The nonprofit Sunlight Foundation is out with some interesting new information about a relatively little-known but popular practice: big corporations and unions giving large sums of money to charitable activities favored by congressmembers, senators, and other high-ranking federal officials. One local example, according to Sunlight’s database: in April 2009, North County GOP congressman Darrell Issa was honored by Chevron U.S.A. Inc. in the amount of $33,333 in support of the Arab American National Museum (Issa is Lebanese-American). The same year, Fluor Corporation, which does a lot of business in the Middle East, gave the American Studies Center $625 in Issa’s honor.
Democratic congressman Bob Filner, now running for mayor, was honored by $1600 from Southwest Airlines last year in sponsorship of the annual dinner of Access to Independence of San Diego; he also was honored by a variety of other small donations adding up to $2776. And last year and the year before, Republican and Marine veteran Duncan Hunter was paid tribute to by D.C. lobbyists Van Scoyoc Associates, which kicked in a total of $6667 to the Armed Forces Foundation.

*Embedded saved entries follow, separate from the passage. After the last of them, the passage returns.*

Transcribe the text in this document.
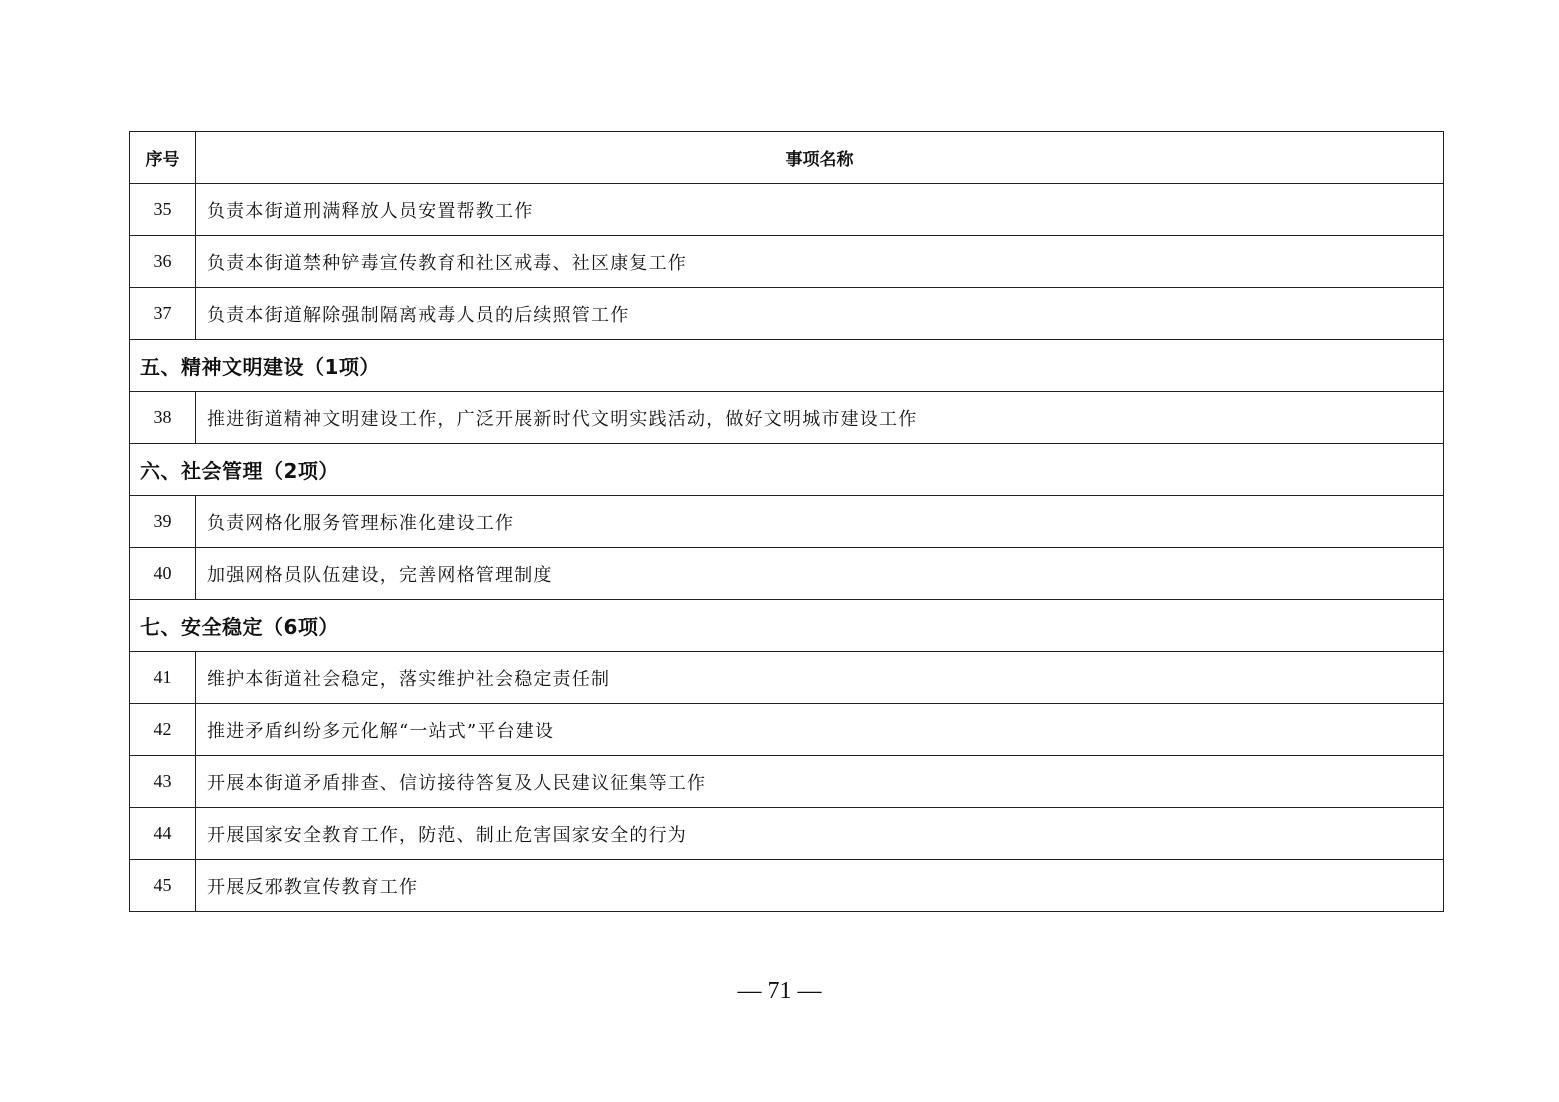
序号	事项名称
35	负责本街道刑满释放人员安置帮教工作
36	负责本街道禁种铲毒宣传教育和社区戒毒、社区康复工作
37	负责本街道解除强制隔离戒毒人员的后续照管工作
五、精神文明建设（1项）	
38	推进街道精神文明建设工作，广泛开展新时代文明实践活动，做好文明城市建设工作
六、社会管理（2项）	
39	负责网格化服务管理标准化建设工作
40	加强网格员队伍建设，完善网格管理制度
七、安全稳定（6项）	
41	维护本街道社会稳定，落实维护社会稳定责任制
42	推进矛盾纠纷多元化解“一站式”平台建设
43	开展本街道矛盾排查、信访接待答复及人民建议征集等工作
44	开展国家安全教育工作，防范、制止危害国家安全的行为
45	开展反邪教宣传教育工作
— 71 —
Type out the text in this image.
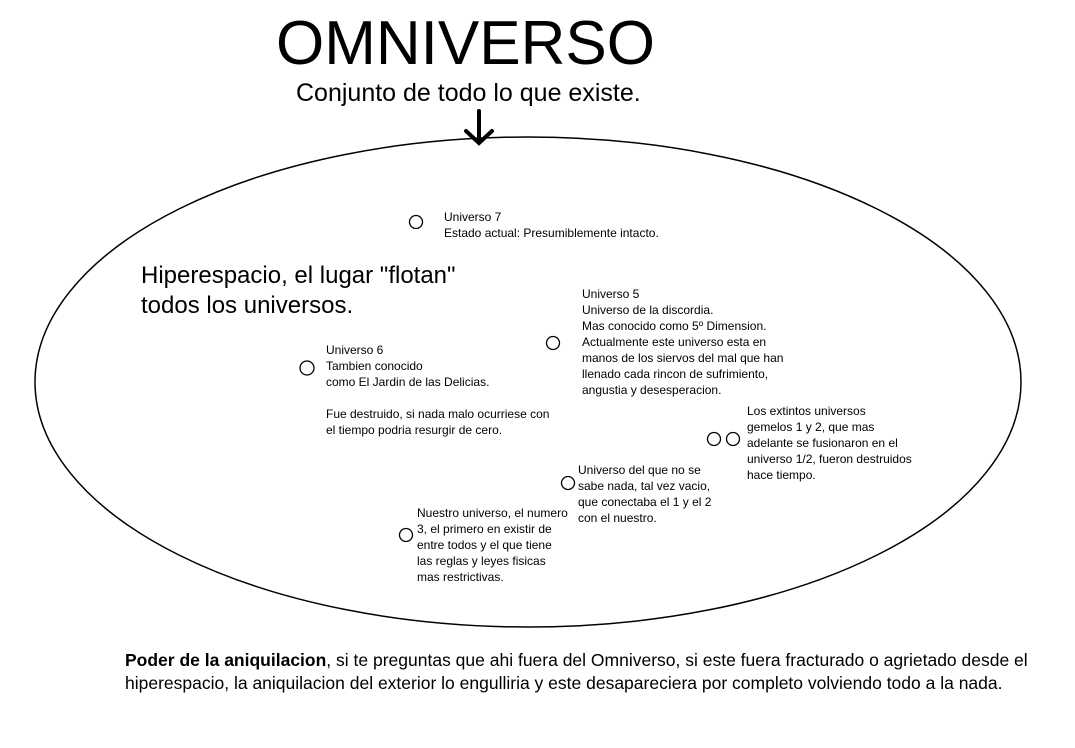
OMNIVERSO
Conjunto de todo lo que existe.
Hiperespacio, el lugar "flotan"
todos los universos.
Universo 7
Estado actual: Presumiblemente intacto.
Universo 5
Universo de la discordia.
Mas conocido como 5º Dimension.
Actualmente este universo esta en
manos de los siervos del mal que han
llenado cada rincon de sufrimiento,
angustia y desesperacion.
Universo 6
Tambien conocido
como El Jardin de las Delicias.
Fue destruido, si nada malo ocurriese con
el tiempo podria resurgir de cero.
Los extintos universos
gemelos 1 y 2, que mas
adelante se fusionaron en el
universo 1/2, fueron destruidos
hace tiempo.
Universo del que no se
sabe nada, tal vez vacio,
que conectaba el 1 y el 2
con el nuestro.
Nuestro universo, el numero
3, el primero en existir de
entre todos y el que tiene
las reglas y leyes fisicas
mas restrictivas.
Poder de la aniquilacion, si te preguntas que ahi fuera del Omniverso, si este fuera fracturado o agrietado desde el hiperespacio, la aniquilacion del exterior lo engulliria y este desapareciera por completo volviendo todo a la nada.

For its part, Science Applications International, the big defense consultant founded in La Jolla, last year gave a total of $293,500 to a variety of causes favored by powerful officials, including $50,000 to the Pacific Aviation Museum Pearl Harbor on behalf of Democratic senator Daniel Inouye; $25,000 to the Center for Security Policy, in honor of Marine Corps commandant James Conway; $100,000 to the Tragedy Assistance Program for Survivors, at the behest of then–Democratic congressman Ike Skelton; $10,000 to the National Defense University Foundation, in honor of Secretary of Defense Robert Gates; and a total of $10,000 to the Congressional Black Caucus Foundation, on behalf of Democratic congresswoman Yvette Clarke. The Congressional Hispanic Caucus Institute picked up $7500 in the name of Democratic congresswoman Nydia Velázquez.
Editor's Note: The Sunlight Foundation's information regarding Congresswoman Susan Davis in an earlier version of this story was incorrect and has been deleted. The actual honoree was Susan A. Davis of Susan Davis International.